En un bar

Lo primero que se me cruzó por la cabeza mientras la ví atendiendo la mesa de dos tipos morochones y sospechosos (primero lo de sospechosos y luego lo de morochones), fue abrirle las piernas y penetrarla detrás de la barra, o tal vez en la cocina, cerca del humo de las planchas de lomos y hamburguesas, pero no digamos una penetración común y corriente, como esas que se tienen con las esposas (la mía puede dar fe de ello) al llegar del trabajo por las noches, digamos la noche de un martes o un jueves, esos días en los que no pasa nada de ninguna forma, en fin, no un polvo rápido y desprolijo, sino más bien una embestida, poderosa, satisfactoria, de al menos unos diez minutos, o el tiempo en que se terminan de cocinar los lomos, en lo que el cocinero prepara la pizza y la saca para la mesa cuatro, mientras la tele con cable apostada sobre una de las columnas rosadas del bar muestra un segundo tiempo de algún partido, tal vez Hungría contra algún país condenado a desaparecer, pero Hungría no jugaba, ¿o sí?

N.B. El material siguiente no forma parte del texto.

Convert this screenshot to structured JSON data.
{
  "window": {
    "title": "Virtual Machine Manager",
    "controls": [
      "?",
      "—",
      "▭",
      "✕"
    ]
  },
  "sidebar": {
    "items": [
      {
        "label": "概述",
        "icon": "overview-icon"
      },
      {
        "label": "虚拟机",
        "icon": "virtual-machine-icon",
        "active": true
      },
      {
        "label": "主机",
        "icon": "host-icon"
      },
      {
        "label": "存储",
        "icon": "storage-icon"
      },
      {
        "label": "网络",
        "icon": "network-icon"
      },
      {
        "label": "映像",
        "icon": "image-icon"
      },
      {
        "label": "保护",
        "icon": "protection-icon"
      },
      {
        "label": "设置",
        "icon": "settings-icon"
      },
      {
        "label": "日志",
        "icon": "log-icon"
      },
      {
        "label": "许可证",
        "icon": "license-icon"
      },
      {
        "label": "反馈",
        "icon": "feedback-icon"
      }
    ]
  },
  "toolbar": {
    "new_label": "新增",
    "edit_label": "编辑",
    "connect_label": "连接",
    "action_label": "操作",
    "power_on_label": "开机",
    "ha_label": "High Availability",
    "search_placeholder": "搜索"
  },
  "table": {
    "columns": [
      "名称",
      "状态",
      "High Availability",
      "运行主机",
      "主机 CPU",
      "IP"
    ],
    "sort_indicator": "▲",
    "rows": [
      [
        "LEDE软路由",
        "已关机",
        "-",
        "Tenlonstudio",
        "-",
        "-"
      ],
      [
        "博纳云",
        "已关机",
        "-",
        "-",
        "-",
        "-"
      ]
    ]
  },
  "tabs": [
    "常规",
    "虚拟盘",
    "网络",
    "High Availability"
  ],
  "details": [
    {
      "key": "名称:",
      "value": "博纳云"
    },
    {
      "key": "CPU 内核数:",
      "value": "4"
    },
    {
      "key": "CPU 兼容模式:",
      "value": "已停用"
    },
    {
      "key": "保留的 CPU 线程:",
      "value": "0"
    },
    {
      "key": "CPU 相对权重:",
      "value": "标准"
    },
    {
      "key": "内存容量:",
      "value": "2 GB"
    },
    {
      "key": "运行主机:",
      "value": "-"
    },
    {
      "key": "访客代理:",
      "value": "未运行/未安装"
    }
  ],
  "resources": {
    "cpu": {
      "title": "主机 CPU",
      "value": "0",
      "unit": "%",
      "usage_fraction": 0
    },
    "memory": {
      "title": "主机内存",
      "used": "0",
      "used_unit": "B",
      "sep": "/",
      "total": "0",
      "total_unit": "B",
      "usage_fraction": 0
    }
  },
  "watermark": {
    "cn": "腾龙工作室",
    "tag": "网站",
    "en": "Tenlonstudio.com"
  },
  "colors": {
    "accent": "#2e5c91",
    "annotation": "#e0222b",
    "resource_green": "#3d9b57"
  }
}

La imagino, y no me importa si debería o no, si mis hijos, si mi mujer enferma (acaso con más razón) con el delantal levantado, los pedidos cayendo de sus manos crispadas, y su boca abierta, jadeando hacia atrás, mirando un Dios que no se encuentra en el cielo del techo, sino más bien en el cielo de la pared a sus espaldas, sus ojos blancos brillando en la luz fugaz de la cocina, el humo, las ropas que se sacuden, los gemidos que aumentan y los de las mesas que no saben bien qué pasa pero tampoco preguntan, llegaron a ese bar sin preguntarse nada y se van a ir de la misma forma, a lo mejor algún comentario seco sobre los Húngaros que no tuvieron su mejor partido, o al menos primer tiempo, y si el capitán se lesionó, y mis manos apretando su carne con fuerza, y todas mis energías dirigíendose hacia ella con enviones que desatornillan la cocina de la pared, temblores secos del otro lado de la cocina, los cuadros de Molina Campos sacudiéndose, la tele hace interferencia cada vez que ella se corre, la carne se quema en las planchas y el vapor inunda la cocina y el humo y el instinto caníbal se agiganta y sus piernas cansadas de flotar en la cocina, y su sonrisa detrás de pelos pegados de sudor sobre su cara.

Pienso con una sonrisa en la propina más que generosa que podría dejarle. Pero eso ya pasó hace cuadras, el colectivo se desliza por la calle y me acerco (peligrosamente) a mi casa, a mis hijos perdidos en esta ciudad, a mi mujer muerta pero sin saberlo aún, y la moza o el fantasma de ella que todavía me dice algo al oído, algo que me suena (o quiero que me suene) como: "qué hijo de puta has sido, que grandísimo hijo de puta", y su sonrisa imaginaria prendida a mi mente con un alfiler de gancho.